These maps created by Genevieve Siegel-Hawley correspond to her book:
Siegel-Hawley, G. (2016). When the Fences Come Down: Twenty-First-Century Lessons from Metropolitan School Desegregation. Chapel Hill: UNC Press, ISBN 978-1-4696-2783-0.
Based on widely differing experiences with city-suburban school desegregation in Richmond, Virginia, Louisville, Kentucky, Charlotte, Mecklenburg, North Carolina, and Chattanooga, Tennessee between 1990 and 2010, the book relies on quantitative data and maps to both underscore the damages wrought by school district boundary lines and raise awareness about communities that have sought to counteract them. When the Fences Come Down shows that city-suburban school desegregation policy is related to clear-cut progress on both school and housing desegregation. In an era largely preoccupied with accountability and school choice, the book revisits educational policies that in many cases were abruptly halted—or never begun—to spur an open conversation about the creation of the healthy, integrated schools and communities critical to our multiracial future.

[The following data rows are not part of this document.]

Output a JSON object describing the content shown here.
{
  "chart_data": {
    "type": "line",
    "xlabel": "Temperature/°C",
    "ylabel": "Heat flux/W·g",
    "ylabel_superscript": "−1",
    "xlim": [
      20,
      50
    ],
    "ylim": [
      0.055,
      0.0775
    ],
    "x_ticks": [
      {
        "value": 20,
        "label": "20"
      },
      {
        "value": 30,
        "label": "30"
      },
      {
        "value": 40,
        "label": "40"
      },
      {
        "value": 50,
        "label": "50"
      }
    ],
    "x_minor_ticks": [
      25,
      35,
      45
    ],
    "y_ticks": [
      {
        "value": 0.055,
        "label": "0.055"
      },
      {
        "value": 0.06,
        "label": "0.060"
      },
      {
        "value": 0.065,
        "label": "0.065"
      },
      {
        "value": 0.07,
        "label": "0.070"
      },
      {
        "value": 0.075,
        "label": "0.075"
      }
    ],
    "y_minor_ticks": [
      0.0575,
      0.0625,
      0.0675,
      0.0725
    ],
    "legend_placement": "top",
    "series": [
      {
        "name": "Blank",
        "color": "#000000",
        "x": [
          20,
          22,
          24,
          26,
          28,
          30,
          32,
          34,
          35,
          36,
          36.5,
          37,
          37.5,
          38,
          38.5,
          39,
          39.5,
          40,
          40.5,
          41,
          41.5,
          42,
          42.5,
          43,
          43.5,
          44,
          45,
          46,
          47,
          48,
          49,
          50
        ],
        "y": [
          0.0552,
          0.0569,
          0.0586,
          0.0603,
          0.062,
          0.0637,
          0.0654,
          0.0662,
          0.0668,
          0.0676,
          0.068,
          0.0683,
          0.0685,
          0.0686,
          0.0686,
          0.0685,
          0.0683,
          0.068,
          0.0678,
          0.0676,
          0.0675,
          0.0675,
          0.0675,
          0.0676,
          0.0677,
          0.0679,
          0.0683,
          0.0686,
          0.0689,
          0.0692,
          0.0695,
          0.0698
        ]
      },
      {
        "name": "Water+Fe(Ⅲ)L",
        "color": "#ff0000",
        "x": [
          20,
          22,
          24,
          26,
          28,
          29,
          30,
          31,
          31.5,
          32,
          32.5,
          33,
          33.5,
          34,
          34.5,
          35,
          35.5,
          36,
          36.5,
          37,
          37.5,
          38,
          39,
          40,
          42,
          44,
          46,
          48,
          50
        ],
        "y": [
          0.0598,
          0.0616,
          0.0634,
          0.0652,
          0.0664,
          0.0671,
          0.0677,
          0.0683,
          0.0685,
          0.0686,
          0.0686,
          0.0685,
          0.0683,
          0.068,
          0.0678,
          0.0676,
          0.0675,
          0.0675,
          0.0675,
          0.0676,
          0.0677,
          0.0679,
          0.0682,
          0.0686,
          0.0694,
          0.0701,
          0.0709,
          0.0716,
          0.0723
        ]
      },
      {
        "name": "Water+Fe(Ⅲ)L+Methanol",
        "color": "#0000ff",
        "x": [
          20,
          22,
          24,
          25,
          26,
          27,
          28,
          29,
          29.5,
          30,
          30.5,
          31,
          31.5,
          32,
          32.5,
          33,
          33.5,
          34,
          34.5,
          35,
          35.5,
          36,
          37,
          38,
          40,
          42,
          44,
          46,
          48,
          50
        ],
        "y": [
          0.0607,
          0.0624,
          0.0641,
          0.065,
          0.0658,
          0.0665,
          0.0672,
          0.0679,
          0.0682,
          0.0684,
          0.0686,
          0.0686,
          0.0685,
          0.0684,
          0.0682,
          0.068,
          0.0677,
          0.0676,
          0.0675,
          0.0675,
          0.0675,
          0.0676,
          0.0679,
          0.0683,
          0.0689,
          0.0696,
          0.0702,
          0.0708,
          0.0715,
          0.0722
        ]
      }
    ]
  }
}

Previous versions and discussion of these maps have also appeared in:
Siegel-Hawley, G. (2013). “City Lines, County Lines, Color Lines: The Relationship between School and Housing Segregation in Four Metro Areas”, Teachers College Record, 115(6), 1-45.
Siegel-Hawley, G. (2014). “Mitigating Milliken? School District Boundary Lines and Desegregation Policy in Four Southern Metros, 1990-2010", American Journal of Education, 201(3), 391-433.